Wednesday 18 September 2019

Emotionally complex trial deeply unsettling to witness

Bernadette Scully leaving the Central Criminal Court after she was found not guilty. Photo: Collins
Bernadette Scully leaving the Central Criminal Court after she was found not guilty. Photo: Collins
Kirsty Blake Knox

Kirsty Blake Knox

There is always an element of voyeurism to high-profile court cases.

It's our version of the American 'perp walk' where we gawk at people who have done something wrong. But, as was established yesterday, Dr Bernadette Scully hadn't done anything wrong. After a gruelling two-week trial, she was found innocent.

Yet over the course of the trial, every day, fresh footage and photos would appear as she was followed by a bank of photographers into court.

Her face drawn, her coat closed tightly around her shoulders, she seemed to be silently screaming.

Fragile and emotionally raw, a woman caught, to use her own words, in "a living hell". A "dark place" with no respite or light. On TV, the trial was reduced to neat news segments with the words 'toxic', 'killing', 'seizures' and 'suicide' repeated again and again.

But this was a hugely complex case; and not just because it dealt with dense medical terminology.

The emotional complexity made it deeply unsettling. The court listened to the emergency phone call Scully's partner Andrius made when he found her and Emily.

The jurors watched as she openly wept. .Throughout it all, there was a sense of deep heartache and desperation.

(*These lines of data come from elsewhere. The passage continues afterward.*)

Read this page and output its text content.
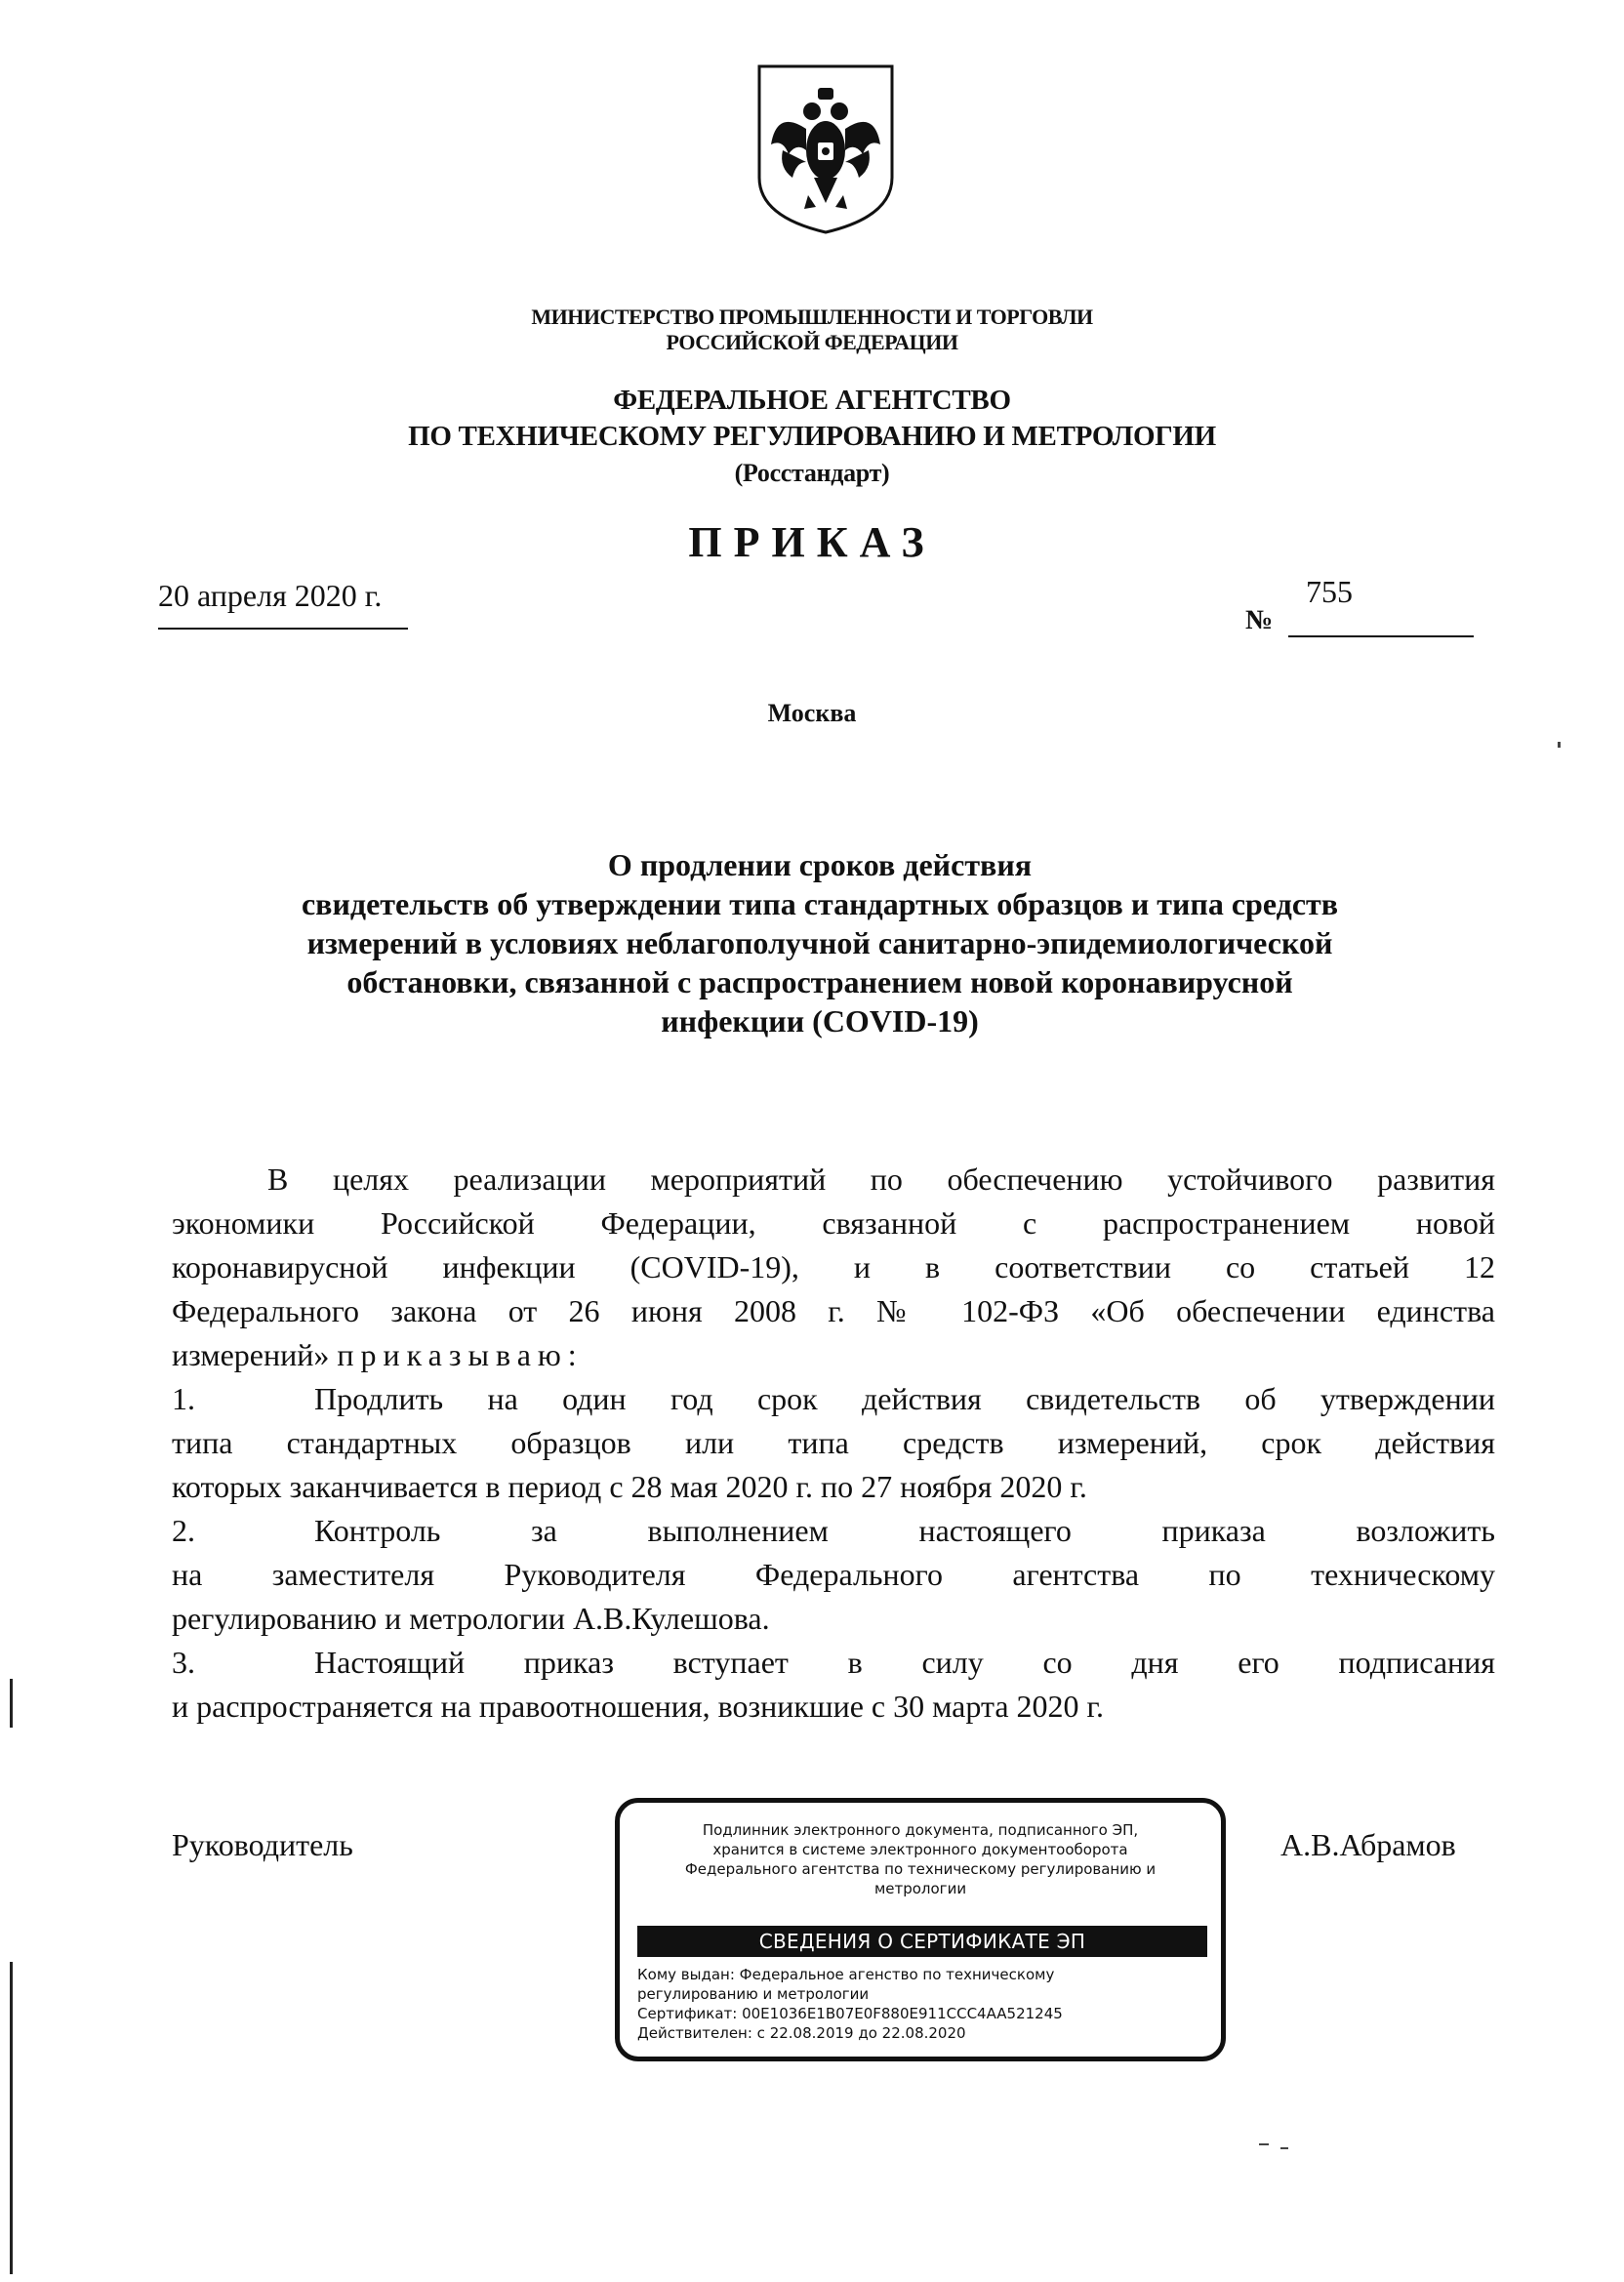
МИНИСТЕРСТВО ПРОМЫШЛЕННОСТИ И ТОРГОВЛИ
РОССИЙСКОЙ ФЕДЕРАЦИИ
ФЕДЕРАЛЬНОЕ АГЕНТСТВО
ПО ТЕХНИЧЕСКОМУ РЕГУЛИРОВАНИЮ И МЕТРОЛОГИИ
(Росстандарт)
ПРИКАЗ
20 апреля 2020 г.
№
755
Москва
О продлении сроков действия
свидетельств об утверждении типа стандартных образцов и типа средств
измерений в условиях неблагополучной санитарно-эпидемиологической
обстановки, связанной с распространением новой коронавирусной
инфекции (COVID-19)

В целях реализации мероприятий по обеспечению устойчивого развития

экономики Российской Федерации, связанной с распространением новой

коронавирусной инфекции (COVID-19), и в соответствии со статьей 12

Федерального закона от 26 июня 2008 г. № 102-ФЗ «Об обеспечении единства

измерений» приказываю:

1.	Продлить на один год срок действия свидетельств об утверждении

типа стандартных образцов или типа средств измерений, срок действия

которых заканчивается в период с 28 мая 2020 г. по 27 ноября 2020 г.

2.	Контроль за выполнением настоящего приказа возложить

на заместителя Руководителя Федерального агентства по техническому

регулированию и метрологии А.В.Кулешова.

3.	Настоящий приказ вступает в силу со дня его подписания

и распространяется на правоотношения, возникшие с 30 марта 2020 г.

Руководитель	А.В.Абрамов
Подлинник электронного документа, подписанного ЭП,
хранится в системе электронного документооборота
Федерального агентства по техническому регулированию и
метрологии
СВЕДЕНИЯ О СЕРТИФИКАТЕ ЭП
Кому выдан: Федеральное агенство по техническому
регулированию и метрологии
Сертификат: 00E1036E1B07E0F880E911CCC4AA521245
Действителен: с 22.08.2019 до 22.08.2020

It was full of harrowing, tangled and broken sentiment. As Dr Scully said, there aren't many people queuing to help when your child is so severely disabled as her daughter, Emily.

I can't begin to understand just how difficult the last weeks of Emily's life must have been. And the torture her mother must have felt listening to her beloved daughter's agonising cries.

Yesterday, she said her "struggle is mirrored in the lives of so many people in similar situations in Ireland".

Hopefully, Bernadette Scully's living hell may now start to ease a little. And, perhaps, her case will encourage some essential reform in order to support parents of the disabled.